Zugleich können an vielen Stellen Kosten eingespart werden. Biohändler werden ihre Produkte deutlich günstiger anbieten können als heute, denn eine flächendeckende ökologische Erzeugung ist kosteneffektiver als die bisherige Nischenproduktion. Die beträchtlichen Kosten für die Zertifizierung von Biowaren entfallen, während die Kontrollen bleiben. Besondere Förderprogramme für die Umstellung eines konventionellen Hofes auf Biostandard erübrigen sich. Ökoroutine ermöglicht uns, das zu tun, was wir für richtig halten.
Die schrittweise Umstellung stellt keine Benachteiligung dar, die durch Fördergelder ausgeglichen werden müsste, da sich schließlich auch die Konkurrenten an die höheren Standards zu halten haben. Auch die Distributionswege werden günstiger und effektiver. Eine Rückkehr zum ländlichen Idyll und zum Kleinbetrieb wird gleichwohl nicht die Folge sein, wenn der Agrarwendefahrplan umgesetzt wird. Klein ist nicht die Voraussetzung für öko. Manch fortschrittliche Technik, die dem Biolandbau dient, kann sich nur ein größerer Betrieb leisten.

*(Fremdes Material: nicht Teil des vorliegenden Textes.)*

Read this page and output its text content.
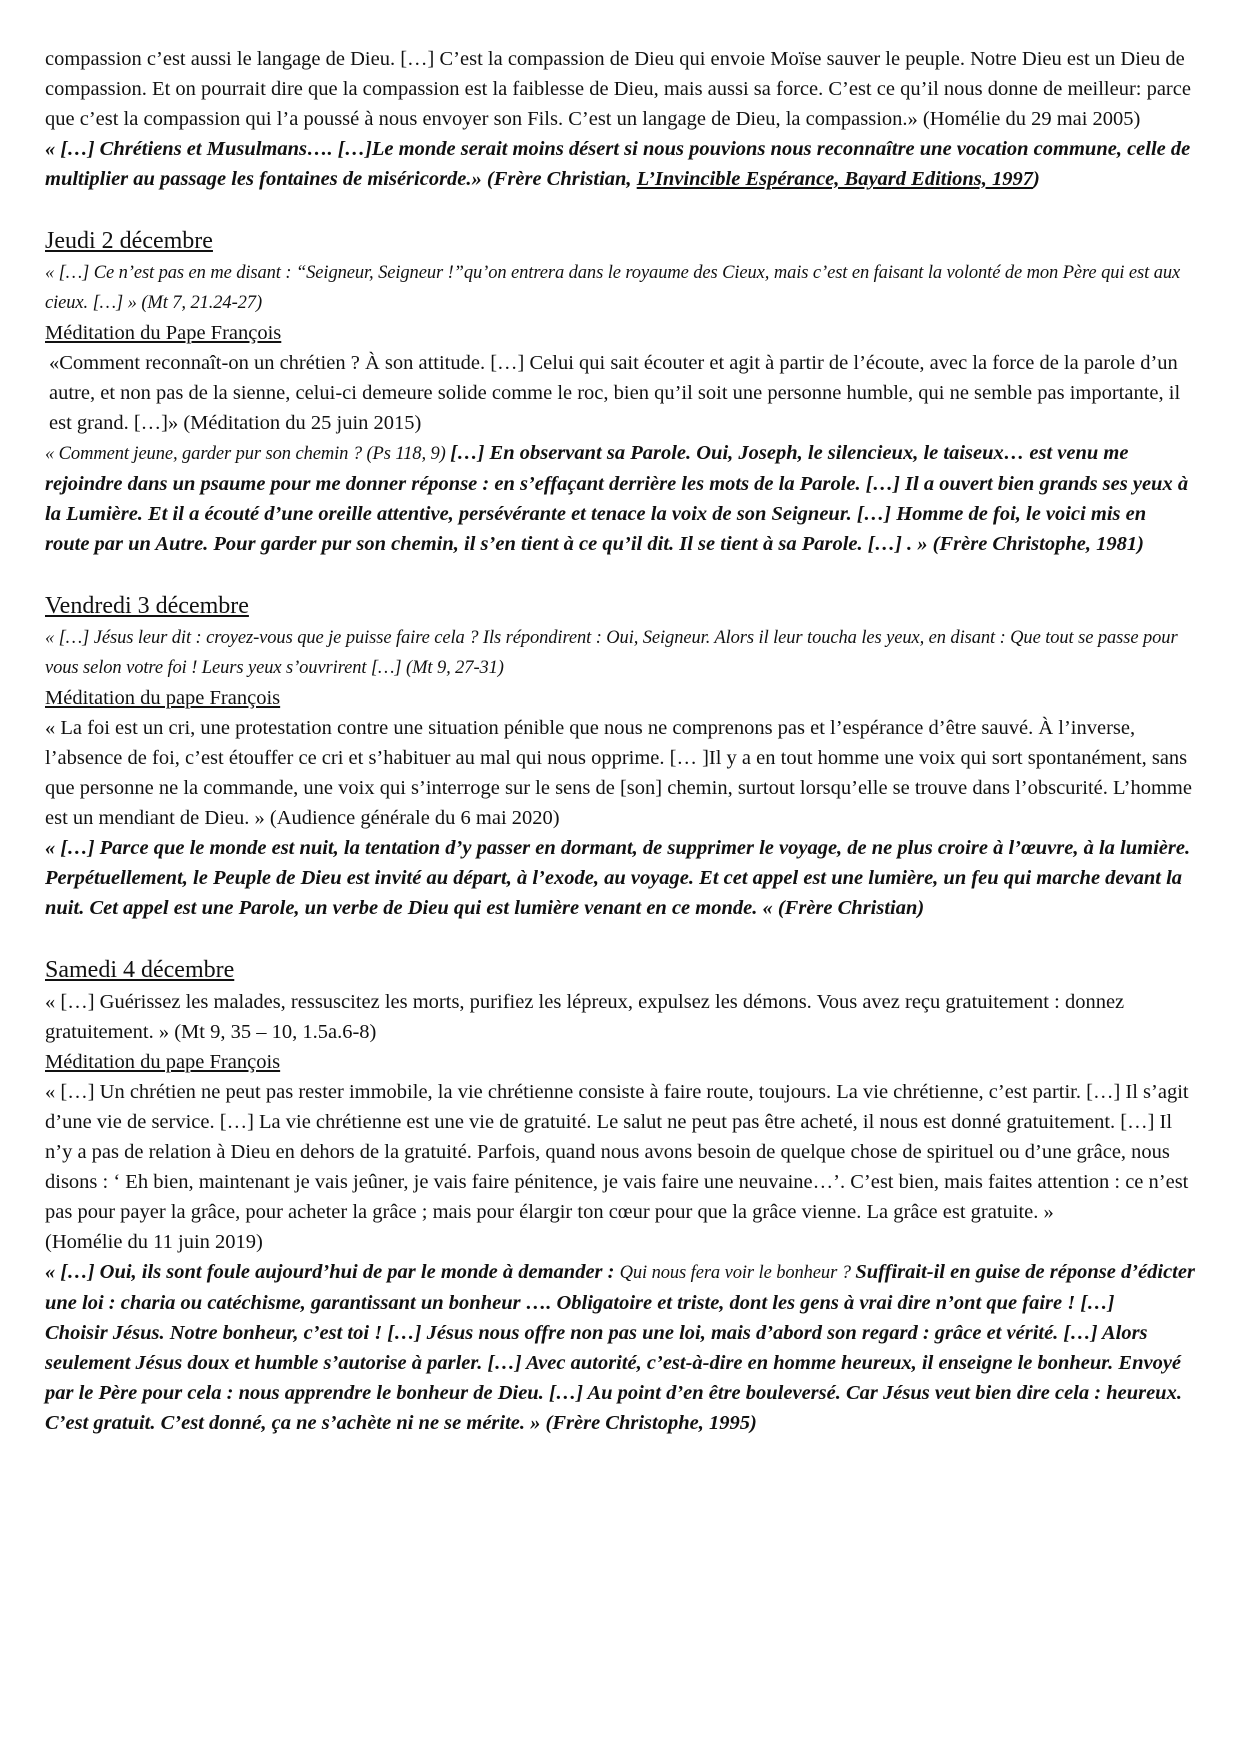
compassion c’est aussi le langage de Dieu. […] C’est la compassion de Dieu qui envoie Moïse sauver le peuple. Notre Dieu est un Dieu de compassion. Et on pourrait dire que la compassion est la faiblesse de Dieu, mais aussi sa force. C’est ce qu’il nous donne de meilleur: parce que c’est la compassion qui l’a poussé à nous envoyer son Fils. C’est un langage de Dieu, la compassion.» (Homélie du 29 mai 2005)

« […] Chrétiens et Musulmans…. […]Le monde serait moins désert si nous pouvions nous reconnaître une vocation commune, celle de multiplier au passage les fontaines de miséricorde.» (Frère Christian, L’Invincible Espérance, Bayard Editions, 1997)

Jeudi 2 décembre

« […] Ce n’est pas en me disant : “Seigneur, Seigneur !”qu’on entrera dans le royaume des Cieux, mais c’est en faisant la volonté de mon Père qui est aux cieux. […] » (Mt 7, 21.24-27)

Méditation du Pape François

«Comment reconnaît-on un chrétien ? À son attitude. […] Celui qui sait écouter et agit à partir de l’écoute, avec la force de la parole d’un autre, et non pas de la sienne, celui-ci demeure solide comme le roc, bien qu’il soit une personne humble, qui ne semble pas importante, il est grand. […]» (Méditation du 25 juin 2015)

« Comment jeune, garder pur son chemin ? (Ps 118, 9) […] En observant sa Parole. Oui, Joseph, le silencieux, le taiseux… est venu me rejoindre dans un psaume pour me donner réponse : en s’effaçant derrière les mots de la Parole. […] Il a ouvert bien grands ses yeux à la Lumière. Et il a écouté d’une oreille attentive, persévérante et tenace la voix de son Seigneur. […] Homme de foi, le voici mis en route par un Autre. Pour garder pur son chemin, il s’en tient à ce qu’il dit. Il se tient à sa Parole. […] . » (Frère Christophe, 1981)

Vendredi 3 décembre

« […] Jésus leur dit : croyez-vous que je puisse faire cela ? Ils répondirent : Oui, Seigneur. Alors il leur toucha les yeux, en disant : Que tout se passe pour vous selon votre foi ! Leurs yeux s’ouvrirent […] (Mt 9, 27-31)

Méditation du pape François

« La foi est un cri, une protestation contre une situation pénible que nous ne comprenons pas et l’espérance d’être sauvé. À l’inverse, l’absence de foi, c’est étouffer ce cri et s’habituer au mal qui nous opprime. [… ]Il y a en tout homme une voix qui sort spontanément, sans que personne ne la commande, une voix qui s’interroge sur le sens de [son] chemin, surtout lorsqu’elle se trouve dans l’obscurité. L’homme est un mendiant de Dieu. » (Audience générale du 6 mai 2020)

« […] Parce que le monde est nuit, la tentation d’y passer en dormant, de supprimer le voyage, de ne plus croire à l’œuvre, à la lumière. Perpétuellement, le Peuple de Dieu est invité au départ, à l’exode, au voyage. Et cet appel est une lumière, un feu qui marche devant la nuit. Cet appel est une Parole, un verbe de Dieu qui est lumière venant en ce monde. « (Frère Christian)

Samedi 4 décembre

« […] Guérissez les malades, ressuscitez les morts, purifiez les lépreux, expulsez les démons. Vous avez reçu gratuitement : donnez gratuitement. » (Mt 9, 35 – 10, 1.5a.6-8)

Méditation du pape François

« […] Un chrétien ne peut pas rester immobile, la vie chrétienne consiste à faire route, toujours. La vie chrétienne, c’est partir. […] Il s’agit d’une vie de service. […] La vie chrétienne est une vie de gratuité. Le salut ne peut pas être acheté, il nous est donné gratuitement. […] Il n’y a pas de relation à Dieu en dehors de la gratuité. Parfois, quand nous avons besoin de quelque chose de spirituel ou d’une grâce, nous disons : ‘ Eh bien, maintenant je vais jeûner, je vais faire pénitence, je vais faire une neuvaine…’. C’est bien, mais faites attention : ce n’est pas pour payer la grâce, pour acheter la grâce ; mais pour élargir ton cœur pour que la grâce vienne. La grâce est gratuite. »

(Homélie du 11 juin 2019)

« […] Oui, ils sont foule aujourd’hui de par le monde à demander : Qui nous fera voir le bonheur ? Suffirait-il en guise de réponse d’édicter une loi : charia ou catéchisme, garantissant un bonheur …. Obligatoire et triste, dont les gens à vrai dire n’ont que faire ! […]

Choisir Jésus. Notre bonheur, c’est toi ! […] Jésus nous offre non pas une loi, mais d’abord son regard : grâce et vérité. […] Alors seulement Jésus doux et humble s’autorise à parler. […] Avec autorité, c’est-à-dire en homme heureux, il enseigne le bonheur. Envoyé par le Père pour cela : nous apprendre le bonheur de Dieu. […] Au point d’en être bouleversé. Car Jésus veut bien dire cela : heureux. C’est gratuit. C’est donné, ça ne s’achète ni ne se mérite. » (Frère Christophe, 1995)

Ob bei der Energie-Effizienz, in der Landwirtschaft oder welchem Lebens- und Wirtschafts-Bereich auch immer: Dreh- und Angelpunkt der Ökoroutine sind konkrete und einfache politische Werkzeuge. Es geht um Fahrpläne in Form von Limits und Standards, etwa für das Gewicht und den Kohlendioxidausstoß von Fahrzeugen, für Tempo, Parkplätze, Straßenbau, Flughäfen, Pestizide, Düngemittel, Tierhaltung, Kohlestrom, Verpackungen, Garantiezeit, Haltbarkeit, Reparierbarkeit, Finanztransaktionen und vieles mehr. Ökoroutine macht konkrete, praxisnahe und meist verblüffend einfache Handlungsvorschläge für zahlreiche Handlungsfelder, die über Energieeffizienz und Nahrungsmittel-Produktion hinausreichen. Diese Handlungsvorschläge verankern den achtsamen Umgang mit Ressourcen institutionell. Sie machen öko für alle möglich. In der Form ermöglicht uns das Konzept der Ökoroutine, das zu tun, was wir für richtig halten, ohne im Alltag darüber nachdenken zu müssen.
So brauchen sich die Kinder von Frau und Herrn Frost in Zukunft einmal nicht mehr den Kopf über die Fragen ihrer Eltern zu zerbrechen: Sie legen den Bio-Käse aus der Region dann ganz automatisch in den effizienten Kühlschrank mittlerer Größe – machen ja alle so. Und Bio-Käse heißt dann wieder einfach Käse. Denn bio ist Standard – und öko Routine.